Carroll assisted the committee at the outset in the preparation of data, especially around kickpass and handpass ratios in recent years.
But a decision on whether all five changes should be carried forward to the league will be left entirely to Central Council delegates as his group, who won't be meeting in advance of the review, don't have executive functions, Hassan pointed out.
The chairman said his presentation will point out any "unintended consequences" of their application during the pre-season games. The review was agreed at the Central Council meeting in November specifically for this purpose and his understanding was that they would continue through the league.
"What we have been asked to do, and I will attend the meeting, is to put a report of a sample of 10 to 12 games before that meeting which will help inform the discussion but, in terms of any executive function or further refinement, that's a matter for Central Council.

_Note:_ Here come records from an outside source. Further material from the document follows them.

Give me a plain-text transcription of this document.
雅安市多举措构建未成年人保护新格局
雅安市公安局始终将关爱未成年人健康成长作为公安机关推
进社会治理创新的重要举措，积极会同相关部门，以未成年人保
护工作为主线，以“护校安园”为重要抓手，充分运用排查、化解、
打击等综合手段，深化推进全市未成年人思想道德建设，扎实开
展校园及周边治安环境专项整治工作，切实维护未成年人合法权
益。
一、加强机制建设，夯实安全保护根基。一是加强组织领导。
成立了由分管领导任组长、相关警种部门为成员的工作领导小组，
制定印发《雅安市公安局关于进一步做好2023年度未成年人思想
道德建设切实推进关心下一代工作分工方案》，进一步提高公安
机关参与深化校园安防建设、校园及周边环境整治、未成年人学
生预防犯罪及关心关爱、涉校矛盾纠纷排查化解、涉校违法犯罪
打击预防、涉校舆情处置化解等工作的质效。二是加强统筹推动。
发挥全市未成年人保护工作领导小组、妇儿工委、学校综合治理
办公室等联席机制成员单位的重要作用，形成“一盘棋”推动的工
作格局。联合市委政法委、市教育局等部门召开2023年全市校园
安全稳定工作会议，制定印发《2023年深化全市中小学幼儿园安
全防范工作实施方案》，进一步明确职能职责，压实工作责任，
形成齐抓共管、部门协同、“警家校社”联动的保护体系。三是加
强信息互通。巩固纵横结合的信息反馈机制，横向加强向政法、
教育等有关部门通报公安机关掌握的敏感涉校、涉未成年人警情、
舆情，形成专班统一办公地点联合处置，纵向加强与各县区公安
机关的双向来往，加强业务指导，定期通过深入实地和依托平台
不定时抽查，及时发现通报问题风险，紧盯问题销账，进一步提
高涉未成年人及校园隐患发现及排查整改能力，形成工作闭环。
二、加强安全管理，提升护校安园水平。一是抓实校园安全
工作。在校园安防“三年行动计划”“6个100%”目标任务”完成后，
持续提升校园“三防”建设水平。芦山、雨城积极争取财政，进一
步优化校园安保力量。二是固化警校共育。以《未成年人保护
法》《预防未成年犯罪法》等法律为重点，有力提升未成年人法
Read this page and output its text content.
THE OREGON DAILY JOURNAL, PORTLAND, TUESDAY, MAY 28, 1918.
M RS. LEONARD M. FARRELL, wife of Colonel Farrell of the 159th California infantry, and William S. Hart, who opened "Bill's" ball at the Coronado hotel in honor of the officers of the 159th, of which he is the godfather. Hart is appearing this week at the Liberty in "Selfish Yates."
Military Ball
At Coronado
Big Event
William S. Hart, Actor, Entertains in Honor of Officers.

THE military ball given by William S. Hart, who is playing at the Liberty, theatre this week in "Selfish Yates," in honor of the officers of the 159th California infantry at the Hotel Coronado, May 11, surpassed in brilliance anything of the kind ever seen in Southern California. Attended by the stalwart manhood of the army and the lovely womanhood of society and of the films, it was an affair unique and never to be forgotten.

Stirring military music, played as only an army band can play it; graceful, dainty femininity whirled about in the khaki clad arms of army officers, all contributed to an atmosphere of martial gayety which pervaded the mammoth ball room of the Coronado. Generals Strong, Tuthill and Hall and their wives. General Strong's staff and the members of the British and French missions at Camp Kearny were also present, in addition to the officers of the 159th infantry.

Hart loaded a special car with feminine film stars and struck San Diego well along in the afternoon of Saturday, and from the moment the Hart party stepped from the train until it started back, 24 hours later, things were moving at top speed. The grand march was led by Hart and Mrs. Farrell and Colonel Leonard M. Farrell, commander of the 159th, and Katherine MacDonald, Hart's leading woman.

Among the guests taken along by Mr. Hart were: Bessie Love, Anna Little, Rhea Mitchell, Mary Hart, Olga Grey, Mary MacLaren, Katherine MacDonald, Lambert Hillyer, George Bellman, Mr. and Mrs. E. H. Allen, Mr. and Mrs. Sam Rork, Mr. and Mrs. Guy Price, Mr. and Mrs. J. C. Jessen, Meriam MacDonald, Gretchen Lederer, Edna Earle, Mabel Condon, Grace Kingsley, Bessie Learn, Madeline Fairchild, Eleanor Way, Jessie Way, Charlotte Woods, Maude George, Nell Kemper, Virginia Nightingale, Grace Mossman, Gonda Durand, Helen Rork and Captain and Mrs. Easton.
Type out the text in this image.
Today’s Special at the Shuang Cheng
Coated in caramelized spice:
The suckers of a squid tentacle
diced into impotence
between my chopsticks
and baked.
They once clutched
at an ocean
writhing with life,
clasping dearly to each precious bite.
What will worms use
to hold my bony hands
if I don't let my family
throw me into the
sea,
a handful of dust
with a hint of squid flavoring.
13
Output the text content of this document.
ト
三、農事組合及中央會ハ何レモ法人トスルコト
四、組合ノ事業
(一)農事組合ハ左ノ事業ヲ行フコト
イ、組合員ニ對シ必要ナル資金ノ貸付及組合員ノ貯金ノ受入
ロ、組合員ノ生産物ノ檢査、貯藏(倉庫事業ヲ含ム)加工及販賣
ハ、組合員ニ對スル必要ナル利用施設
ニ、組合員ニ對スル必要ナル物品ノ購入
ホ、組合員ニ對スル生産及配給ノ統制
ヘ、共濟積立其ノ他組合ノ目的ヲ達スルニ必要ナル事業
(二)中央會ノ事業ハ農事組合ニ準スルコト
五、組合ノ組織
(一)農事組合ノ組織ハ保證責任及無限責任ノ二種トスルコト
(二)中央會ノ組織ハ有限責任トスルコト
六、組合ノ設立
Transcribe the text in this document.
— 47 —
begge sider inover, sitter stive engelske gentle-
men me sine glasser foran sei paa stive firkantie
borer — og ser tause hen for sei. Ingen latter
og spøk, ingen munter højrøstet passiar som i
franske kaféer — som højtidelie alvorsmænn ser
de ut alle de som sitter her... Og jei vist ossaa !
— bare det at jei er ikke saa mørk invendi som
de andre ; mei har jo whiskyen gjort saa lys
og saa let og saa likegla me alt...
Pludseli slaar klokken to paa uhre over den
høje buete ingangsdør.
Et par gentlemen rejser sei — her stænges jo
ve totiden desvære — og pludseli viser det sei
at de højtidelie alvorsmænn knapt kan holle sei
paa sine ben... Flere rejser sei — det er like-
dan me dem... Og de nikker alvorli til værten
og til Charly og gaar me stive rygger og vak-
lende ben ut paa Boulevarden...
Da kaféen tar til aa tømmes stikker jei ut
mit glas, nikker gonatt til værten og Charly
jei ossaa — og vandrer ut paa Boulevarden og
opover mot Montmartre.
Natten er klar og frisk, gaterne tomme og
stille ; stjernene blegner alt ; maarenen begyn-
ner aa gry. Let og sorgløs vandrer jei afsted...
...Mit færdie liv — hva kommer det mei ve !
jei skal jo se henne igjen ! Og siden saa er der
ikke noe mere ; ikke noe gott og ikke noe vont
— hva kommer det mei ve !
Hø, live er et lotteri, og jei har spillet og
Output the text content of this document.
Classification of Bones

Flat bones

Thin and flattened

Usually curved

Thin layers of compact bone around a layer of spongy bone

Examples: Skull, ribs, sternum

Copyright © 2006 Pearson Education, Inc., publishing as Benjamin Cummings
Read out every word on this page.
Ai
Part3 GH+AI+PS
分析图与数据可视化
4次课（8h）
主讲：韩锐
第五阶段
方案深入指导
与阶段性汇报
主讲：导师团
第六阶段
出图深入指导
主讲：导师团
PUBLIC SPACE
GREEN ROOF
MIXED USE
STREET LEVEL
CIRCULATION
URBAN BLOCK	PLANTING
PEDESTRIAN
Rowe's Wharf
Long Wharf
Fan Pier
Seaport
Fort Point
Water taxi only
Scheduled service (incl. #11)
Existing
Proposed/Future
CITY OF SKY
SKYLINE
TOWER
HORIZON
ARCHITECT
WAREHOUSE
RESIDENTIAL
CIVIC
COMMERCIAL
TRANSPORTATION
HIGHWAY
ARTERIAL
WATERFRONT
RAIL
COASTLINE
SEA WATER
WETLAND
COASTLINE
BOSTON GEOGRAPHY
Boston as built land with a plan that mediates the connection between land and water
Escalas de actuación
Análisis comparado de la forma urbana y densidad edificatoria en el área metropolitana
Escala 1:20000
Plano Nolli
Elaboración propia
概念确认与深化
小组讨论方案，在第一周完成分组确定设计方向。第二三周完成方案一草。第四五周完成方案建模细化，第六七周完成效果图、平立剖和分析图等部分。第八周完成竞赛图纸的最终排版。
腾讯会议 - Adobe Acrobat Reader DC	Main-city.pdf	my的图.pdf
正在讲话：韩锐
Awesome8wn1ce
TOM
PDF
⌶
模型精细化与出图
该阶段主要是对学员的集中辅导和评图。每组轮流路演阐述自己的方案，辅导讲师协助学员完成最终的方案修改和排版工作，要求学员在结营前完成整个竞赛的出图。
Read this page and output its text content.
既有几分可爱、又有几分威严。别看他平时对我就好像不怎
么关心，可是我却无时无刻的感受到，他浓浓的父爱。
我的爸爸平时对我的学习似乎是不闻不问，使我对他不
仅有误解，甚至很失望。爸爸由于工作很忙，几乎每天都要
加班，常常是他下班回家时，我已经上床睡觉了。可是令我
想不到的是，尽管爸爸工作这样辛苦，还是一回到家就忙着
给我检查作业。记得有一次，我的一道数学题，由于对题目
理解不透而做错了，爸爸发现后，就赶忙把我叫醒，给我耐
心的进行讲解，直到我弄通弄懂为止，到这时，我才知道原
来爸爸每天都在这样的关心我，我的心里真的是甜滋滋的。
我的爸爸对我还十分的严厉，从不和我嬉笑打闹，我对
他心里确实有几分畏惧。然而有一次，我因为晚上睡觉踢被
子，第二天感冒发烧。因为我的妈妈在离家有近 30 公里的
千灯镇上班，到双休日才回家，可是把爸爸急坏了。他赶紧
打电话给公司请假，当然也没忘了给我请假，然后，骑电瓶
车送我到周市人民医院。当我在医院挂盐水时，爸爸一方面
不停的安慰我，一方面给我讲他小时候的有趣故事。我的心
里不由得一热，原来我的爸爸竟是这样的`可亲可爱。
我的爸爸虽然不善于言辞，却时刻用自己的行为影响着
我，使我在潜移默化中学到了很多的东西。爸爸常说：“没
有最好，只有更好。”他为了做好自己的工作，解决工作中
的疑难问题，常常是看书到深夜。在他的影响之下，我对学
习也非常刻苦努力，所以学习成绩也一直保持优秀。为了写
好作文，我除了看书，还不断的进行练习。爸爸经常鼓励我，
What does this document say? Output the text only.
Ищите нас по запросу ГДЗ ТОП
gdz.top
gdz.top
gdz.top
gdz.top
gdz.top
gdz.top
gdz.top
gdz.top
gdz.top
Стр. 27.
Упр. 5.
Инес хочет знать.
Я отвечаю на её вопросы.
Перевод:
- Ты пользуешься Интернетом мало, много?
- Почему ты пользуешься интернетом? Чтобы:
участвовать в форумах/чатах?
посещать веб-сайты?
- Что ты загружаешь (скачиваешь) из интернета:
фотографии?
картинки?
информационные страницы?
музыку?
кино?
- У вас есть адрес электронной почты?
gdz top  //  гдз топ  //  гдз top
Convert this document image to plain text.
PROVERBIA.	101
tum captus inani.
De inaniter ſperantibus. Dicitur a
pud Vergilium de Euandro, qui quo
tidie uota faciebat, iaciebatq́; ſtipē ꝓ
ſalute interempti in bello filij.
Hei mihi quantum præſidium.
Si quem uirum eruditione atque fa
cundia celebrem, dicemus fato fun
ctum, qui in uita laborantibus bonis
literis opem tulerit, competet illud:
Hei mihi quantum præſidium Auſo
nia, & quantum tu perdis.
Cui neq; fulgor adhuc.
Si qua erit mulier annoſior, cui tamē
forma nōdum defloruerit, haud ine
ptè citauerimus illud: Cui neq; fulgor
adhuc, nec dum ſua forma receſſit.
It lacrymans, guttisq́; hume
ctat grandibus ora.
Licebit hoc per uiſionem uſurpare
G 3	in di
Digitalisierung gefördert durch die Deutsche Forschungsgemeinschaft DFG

"Delegates will bring to that meeting the views of their county executive and maybe others and it's largely their function to bring that level of discussion to bear as opposed to a committee reflecting that broad opinion, even though most people are aware of the different perspectives on it."
Central Council delegates are likely to come under pressure from county management teams and their squads to dispense with the three-handpass rule, given how vocal they have been in opposition to the handpass restriction especially since the trials began.
One of those "unintended consequences" may be the drop in the number of goals scored. The comparison is narrow but in the 18 McKenna Cup games in 2017 and 2018/2019 the number of goals scored has fallen from 47 to 34, a decrease of 27.65 per cent.
Leinster's O'Byrne Cup has operated a little differently this year but, drawing parallels between the games in advance of semi-finals this season and last, there have been 27 goals from 15 games played in recent weeks by comparison to 24 from 11 at the same stage last year, a drop of 17.5 per cent.
Hassan said he had no issue with the review taking place between competitions. "When any set of experimental rules in any sport are introduced there can be consequences that are maybe unexpected and it's quite right a review of those will take place."
Most opposition in recent weeks has been to the handpass restriction. "What we would say is that the evidence base for that recommendation is fairly clearcut and as a consequence of that we need to consider whether restricting the extent to which the handpass is used in Gaelic football would add to a game as a spectacle. Because even though managers that have been quite outspoken against the experimental process generally, even they would be willing to accept that the spectacle of the game needs to be considered as it has somehow been diminished in recent times.
"While rule changes have a proportionate role to play then clearly there is a broader stakeholder discussion to be had regarding the coaching, officiating of matches and particularly the issue of competitive balance."
Hassan said it was "unlikely" that his committee would explore any further playing rules possibilities after the league had concluded because 2020 was a year for changes to be made in line with the five-year moratorium.